Cathall cat & mouse
DJ Clockwork
20/06/2002

It’s eleven o‘clock on Friday evening. My Nokia 6100 rings. It’s Alan from Demolition Cru. “I’m outside,” he says. I walk out my front door onto Lennox Road in Walthamstow and jump into the clapped-out, blue Escort estate that he dearly loved.

“If you can get a rig up there, it’ll whack out all across London.”

“I want to try out something new,” he says. “Those old blocks in Leytonstone, where we had our studio on the top floor, I reckon we can get on the roof, but could be a bit dodge, as they have the new roof alarms fitted.”

“Wow,” I reply. “If you can get a rig up there, it’ll whack out all across London.”

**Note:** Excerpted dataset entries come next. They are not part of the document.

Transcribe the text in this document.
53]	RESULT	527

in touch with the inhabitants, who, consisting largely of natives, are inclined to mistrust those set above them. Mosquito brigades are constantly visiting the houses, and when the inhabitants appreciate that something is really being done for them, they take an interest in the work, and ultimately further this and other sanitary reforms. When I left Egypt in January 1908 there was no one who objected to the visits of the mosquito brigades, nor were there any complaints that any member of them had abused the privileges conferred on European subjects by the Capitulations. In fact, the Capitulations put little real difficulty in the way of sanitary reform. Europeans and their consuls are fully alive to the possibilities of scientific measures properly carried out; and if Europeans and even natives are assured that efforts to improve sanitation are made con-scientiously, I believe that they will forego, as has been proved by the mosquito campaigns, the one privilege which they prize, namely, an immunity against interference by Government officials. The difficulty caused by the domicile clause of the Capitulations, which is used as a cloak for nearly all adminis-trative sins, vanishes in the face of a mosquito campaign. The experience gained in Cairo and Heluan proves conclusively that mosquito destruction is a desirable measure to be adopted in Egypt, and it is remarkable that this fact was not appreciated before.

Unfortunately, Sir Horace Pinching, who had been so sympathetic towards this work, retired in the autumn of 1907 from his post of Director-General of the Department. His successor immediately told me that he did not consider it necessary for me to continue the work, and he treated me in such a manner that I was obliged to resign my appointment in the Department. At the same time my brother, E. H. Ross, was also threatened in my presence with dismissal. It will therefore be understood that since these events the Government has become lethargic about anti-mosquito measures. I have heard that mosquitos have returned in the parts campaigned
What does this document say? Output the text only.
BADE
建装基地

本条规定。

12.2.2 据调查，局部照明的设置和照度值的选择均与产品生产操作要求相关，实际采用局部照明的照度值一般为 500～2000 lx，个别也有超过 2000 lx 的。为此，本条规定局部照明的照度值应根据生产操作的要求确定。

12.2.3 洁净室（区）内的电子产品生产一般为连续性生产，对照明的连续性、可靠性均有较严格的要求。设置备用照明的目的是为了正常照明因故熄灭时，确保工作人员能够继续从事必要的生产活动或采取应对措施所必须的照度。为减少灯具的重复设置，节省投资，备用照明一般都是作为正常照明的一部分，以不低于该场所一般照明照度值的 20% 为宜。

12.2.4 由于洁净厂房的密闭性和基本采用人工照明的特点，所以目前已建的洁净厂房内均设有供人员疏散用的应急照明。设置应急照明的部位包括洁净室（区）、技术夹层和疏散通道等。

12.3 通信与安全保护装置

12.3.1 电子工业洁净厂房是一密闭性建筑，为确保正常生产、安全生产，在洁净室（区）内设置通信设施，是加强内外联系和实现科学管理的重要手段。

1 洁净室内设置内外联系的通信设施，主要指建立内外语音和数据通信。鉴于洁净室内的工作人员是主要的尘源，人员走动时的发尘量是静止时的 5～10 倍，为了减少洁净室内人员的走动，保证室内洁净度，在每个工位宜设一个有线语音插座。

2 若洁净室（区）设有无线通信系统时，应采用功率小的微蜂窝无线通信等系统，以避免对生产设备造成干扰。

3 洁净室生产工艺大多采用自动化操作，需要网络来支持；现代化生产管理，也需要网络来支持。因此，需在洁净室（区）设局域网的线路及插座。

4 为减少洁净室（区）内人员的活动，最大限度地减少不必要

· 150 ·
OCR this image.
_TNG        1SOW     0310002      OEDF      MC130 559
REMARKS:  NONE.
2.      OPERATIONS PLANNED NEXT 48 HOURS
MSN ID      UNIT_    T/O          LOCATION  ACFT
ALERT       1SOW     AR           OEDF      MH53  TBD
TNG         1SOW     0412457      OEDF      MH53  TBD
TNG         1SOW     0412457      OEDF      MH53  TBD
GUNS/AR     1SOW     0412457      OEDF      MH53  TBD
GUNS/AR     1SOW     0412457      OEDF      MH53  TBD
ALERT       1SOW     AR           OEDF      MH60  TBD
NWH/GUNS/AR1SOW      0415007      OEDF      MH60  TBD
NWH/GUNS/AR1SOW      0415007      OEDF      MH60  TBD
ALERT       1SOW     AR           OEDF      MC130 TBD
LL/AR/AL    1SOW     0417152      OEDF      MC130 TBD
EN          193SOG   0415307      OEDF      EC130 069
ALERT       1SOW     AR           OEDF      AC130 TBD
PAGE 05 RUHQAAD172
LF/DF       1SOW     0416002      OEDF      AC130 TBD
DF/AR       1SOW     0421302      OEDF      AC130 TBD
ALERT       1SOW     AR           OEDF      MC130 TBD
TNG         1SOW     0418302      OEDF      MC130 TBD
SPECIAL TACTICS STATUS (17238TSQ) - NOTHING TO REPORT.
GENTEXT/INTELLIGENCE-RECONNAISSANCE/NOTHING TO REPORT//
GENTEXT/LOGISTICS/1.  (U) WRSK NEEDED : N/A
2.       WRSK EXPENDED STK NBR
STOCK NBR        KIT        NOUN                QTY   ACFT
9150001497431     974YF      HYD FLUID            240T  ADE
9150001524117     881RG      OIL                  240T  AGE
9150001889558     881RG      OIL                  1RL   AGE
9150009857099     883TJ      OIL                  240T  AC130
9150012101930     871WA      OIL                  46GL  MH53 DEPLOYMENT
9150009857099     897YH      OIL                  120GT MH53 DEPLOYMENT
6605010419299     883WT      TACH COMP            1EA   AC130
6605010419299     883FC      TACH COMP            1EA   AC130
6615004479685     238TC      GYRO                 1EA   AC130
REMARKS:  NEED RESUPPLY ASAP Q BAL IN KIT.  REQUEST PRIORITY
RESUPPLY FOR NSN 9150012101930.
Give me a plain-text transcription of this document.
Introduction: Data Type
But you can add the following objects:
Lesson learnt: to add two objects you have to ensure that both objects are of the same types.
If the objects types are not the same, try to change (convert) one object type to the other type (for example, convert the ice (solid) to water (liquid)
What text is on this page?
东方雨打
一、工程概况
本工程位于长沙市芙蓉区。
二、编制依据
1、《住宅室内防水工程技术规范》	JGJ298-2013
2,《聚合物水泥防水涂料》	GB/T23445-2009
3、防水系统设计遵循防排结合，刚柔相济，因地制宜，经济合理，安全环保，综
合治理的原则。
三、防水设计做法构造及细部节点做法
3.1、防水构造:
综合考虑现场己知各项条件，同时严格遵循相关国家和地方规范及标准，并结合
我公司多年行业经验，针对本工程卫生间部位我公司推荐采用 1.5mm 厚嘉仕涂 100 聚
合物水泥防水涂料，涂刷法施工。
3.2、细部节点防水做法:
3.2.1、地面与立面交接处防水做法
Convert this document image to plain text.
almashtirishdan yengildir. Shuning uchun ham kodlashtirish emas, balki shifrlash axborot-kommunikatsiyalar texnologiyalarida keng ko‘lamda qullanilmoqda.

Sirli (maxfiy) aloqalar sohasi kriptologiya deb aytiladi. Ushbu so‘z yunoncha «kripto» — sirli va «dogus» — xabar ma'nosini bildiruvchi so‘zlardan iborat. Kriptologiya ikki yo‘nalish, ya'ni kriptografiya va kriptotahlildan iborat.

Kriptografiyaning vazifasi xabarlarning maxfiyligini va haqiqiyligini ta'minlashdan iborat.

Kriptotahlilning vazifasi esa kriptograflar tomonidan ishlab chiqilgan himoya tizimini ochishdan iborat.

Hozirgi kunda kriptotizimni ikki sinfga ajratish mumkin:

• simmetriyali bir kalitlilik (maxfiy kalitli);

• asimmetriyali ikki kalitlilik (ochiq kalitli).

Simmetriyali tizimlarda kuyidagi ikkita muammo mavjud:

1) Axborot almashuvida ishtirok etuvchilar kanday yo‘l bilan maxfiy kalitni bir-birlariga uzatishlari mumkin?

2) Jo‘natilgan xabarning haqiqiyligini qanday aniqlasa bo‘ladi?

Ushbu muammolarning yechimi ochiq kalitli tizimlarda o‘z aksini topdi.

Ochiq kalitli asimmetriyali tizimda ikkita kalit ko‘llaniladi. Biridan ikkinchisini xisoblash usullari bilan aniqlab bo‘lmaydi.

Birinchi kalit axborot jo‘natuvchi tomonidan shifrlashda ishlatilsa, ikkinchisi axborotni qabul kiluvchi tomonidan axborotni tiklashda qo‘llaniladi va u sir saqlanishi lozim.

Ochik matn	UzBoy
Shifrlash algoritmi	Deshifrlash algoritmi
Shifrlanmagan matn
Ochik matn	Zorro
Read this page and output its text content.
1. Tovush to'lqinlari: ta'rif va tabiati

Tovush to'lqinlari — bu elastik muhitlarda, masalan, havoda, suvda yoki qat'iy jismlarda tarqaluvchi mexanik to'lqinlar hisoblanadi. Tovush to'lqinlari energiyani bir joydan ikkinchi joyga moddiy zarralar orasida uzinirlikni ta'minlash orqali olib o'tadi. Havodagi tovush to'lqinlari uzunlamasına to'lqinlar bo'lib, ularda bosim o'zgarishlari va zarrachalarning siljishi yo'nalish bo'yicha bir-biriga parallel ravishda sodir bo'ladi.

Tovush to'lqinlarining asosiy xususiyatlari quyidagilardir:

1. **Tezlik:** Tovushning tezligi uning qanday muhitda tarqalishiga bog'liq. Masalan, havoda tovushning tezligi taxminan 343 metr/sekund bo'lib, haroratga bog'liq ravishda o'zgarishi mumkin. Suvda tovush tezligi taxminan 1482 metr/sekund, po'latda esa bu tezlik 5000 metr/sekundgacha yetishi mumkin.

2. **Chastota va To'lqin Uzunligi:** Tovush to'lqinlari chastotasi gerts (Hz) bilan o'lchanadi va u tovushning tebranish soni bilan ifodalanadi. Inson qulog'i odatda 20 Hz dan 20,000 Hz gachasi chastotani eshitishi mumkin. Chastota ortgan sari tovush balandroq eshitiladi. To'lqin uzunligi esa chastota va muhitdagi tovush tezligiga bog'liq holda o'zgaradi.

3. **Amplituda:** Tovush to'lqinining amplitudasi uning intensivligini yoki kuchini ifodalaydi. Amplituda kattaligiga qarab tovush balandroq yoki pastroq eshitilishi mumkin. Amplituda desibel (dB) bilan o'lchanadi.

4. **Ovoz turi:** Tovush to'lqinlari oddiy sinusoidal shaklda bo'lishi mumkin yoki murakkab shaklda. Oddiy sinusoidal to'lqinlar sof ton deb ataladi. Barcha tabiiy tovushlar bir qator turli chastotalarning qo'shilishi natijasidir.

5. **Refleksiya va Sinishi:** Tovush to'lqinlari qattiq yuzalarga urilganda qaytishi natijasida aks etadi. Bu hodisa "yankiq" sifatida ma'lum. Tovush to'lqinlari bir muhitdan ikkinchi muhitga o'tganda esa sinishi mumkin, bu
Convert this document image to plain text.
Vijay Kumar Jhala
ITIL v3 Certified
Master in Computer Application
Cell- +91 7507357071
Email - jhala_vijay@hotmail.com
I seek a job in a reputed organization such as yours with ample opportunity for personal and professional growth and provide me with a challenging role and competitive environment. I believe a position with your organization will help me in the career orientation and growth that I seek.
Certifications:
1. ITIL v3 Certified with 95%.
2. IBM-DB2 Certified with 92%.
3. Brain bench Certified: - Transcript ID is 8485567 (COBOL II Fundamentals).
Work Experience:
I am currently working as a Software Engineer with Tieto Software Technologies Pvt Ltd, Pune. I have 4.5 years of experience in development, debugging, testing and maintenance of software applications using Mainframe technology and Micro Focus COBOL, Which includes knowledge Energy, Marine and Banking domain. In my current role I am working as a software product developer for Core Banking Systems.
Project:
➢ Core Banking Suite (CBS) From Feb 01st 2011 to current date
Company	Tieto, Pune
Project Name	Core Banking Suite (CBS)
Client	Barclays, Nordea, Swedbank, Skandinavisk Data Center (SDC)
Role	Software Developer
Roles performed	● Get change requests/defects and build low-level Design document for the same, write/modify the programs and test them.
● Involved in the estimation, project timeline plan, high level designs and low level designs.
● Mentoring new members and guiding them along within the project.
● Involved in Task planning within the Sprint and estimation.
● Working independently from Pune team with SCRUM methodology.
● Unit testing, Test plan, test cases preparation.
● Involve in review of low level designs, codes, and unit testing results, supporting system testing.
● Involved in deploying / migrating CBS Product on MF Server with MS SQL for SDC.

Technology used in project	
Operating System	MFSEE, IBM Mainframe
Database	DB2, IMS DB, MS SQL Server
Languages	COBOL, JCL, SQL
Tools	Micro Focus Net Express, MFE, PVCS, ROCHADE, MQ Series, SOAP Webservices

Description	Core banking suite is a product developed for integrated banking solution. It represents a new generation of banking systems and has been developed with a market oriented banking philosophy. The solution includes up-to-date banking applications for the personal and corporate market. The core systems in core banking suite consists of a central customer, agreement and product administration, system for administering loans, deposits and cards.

We pull into the Cathall Estate in Leytonstone beneath two huge tower blocks. Dark grey, almost black, in colour and menacing looking, both are scheduled for demolition. To avoid the security hut at the front we go through a tiny gap in the fence around the back and walk into the first block, Redwood Tower, via the rear entrance.

“Fuckin’ hell, mate. Tell me the lifts are working. I ain’t walking all the way up those stairs,” I say.

“They work, but not from the ground. When we get to the second we can use them.”
“The battered lift smells like a hundred toilets.”

The block is in complete darkness. We clamber up to the second floor and jump into the battered lift. All of its panels are dented outwards from where it has been kicked about and had all sorts up and down over the years. It smells like a hundred toilets and the base of the lift is corroded from years of piss. Alan presses the button for the nineteenth floor.

The lift shudders to a halt and its doors open. We walk into the stairwell and up to the twenty-second floor. The thick metal door to the roof awaits us. Alan pulls out a key.

“This is the special ingredient,” he says.

He opens the roof door and we both hear a bleeping noise. A small LED light starts flashing red. Alan shuts the door immediately and locks it back up. “Quick! Back to the lift,” he says.

We descend to the second floor and just as we leave the lift, Alan picks his nose and leaves a big old bogey on the button for the nineteenth floor.
“What you doing, son?!” I say

“Don’t worry, you’ll see.”

We leave Redwood Tower and enter Hornbeam Tower next door. Again, we walk up to the second floor, take the lift to the nineteenth floor and then the stairwell to reach the twenty-second floor, but not before Alan has left another present on the nineteenth button of this lift too.

He pulls out his special key, opens the door and the same thing happens; the LED starts to flash and we hear a bleeping sound. As before, he pulls the door shut tight and locks it back up.

This time, we walk across the corridor and arrive in what was once our studio flat, a year or so previous. You can still see the marks from the feet of our Technics turntables on the kitchen worktop. Black bags cover the windows and the Eruption FM phone number is still stuck to the wall.

We walk out onto the balcony and look down. On the ground, what seems like a thousand miles below, we see the flashing lights of a police car pulling into the disused car park. Two Old Bill get out and walk into the block we were just in.

Alan laughs to himself. “You do realise they are going to have to press the button on the nineteenth floor in that lift don’t you?”

The penny drops. We wait for a while on the balcony smiling together. Soon, the police come out of the first block and walk into the block that we are in.

“We can hear the police perfectly. They sound nervous.”

“Come on,” Alan says. “Let’s have a listen.”

We can hear the police perfectly as they reach the twenty-second floor and stand at the metal door to the roof, literally two feet away from where we are. They sound nervous.

“Fucking hell, Jim. This is a waste of time!” one of them says. “I don’t like it up here. Even the pirates wouldn’t be up here with the state of these blocks.”

They open the roof door and go out to have a look. After a few minutes they return inside.

“See, I told you. Just like before, nothing there,” one says to the other. He gets his radio out and reports a false alarm to the station. “If these alarms go off again tonight, we won’t attend. The council need to know there is a fault with these roof alarms.”

We hear them walking back down the stairs together, so we go back over to the balcony. The coppers return to the security guard, get back in their car and drive off. We then go to the roof door and open it. Again, the light is flashing red and the alarm is bleeping, but this time, we know they are not coming back.

One hour later, Eruption FM is booming all over London.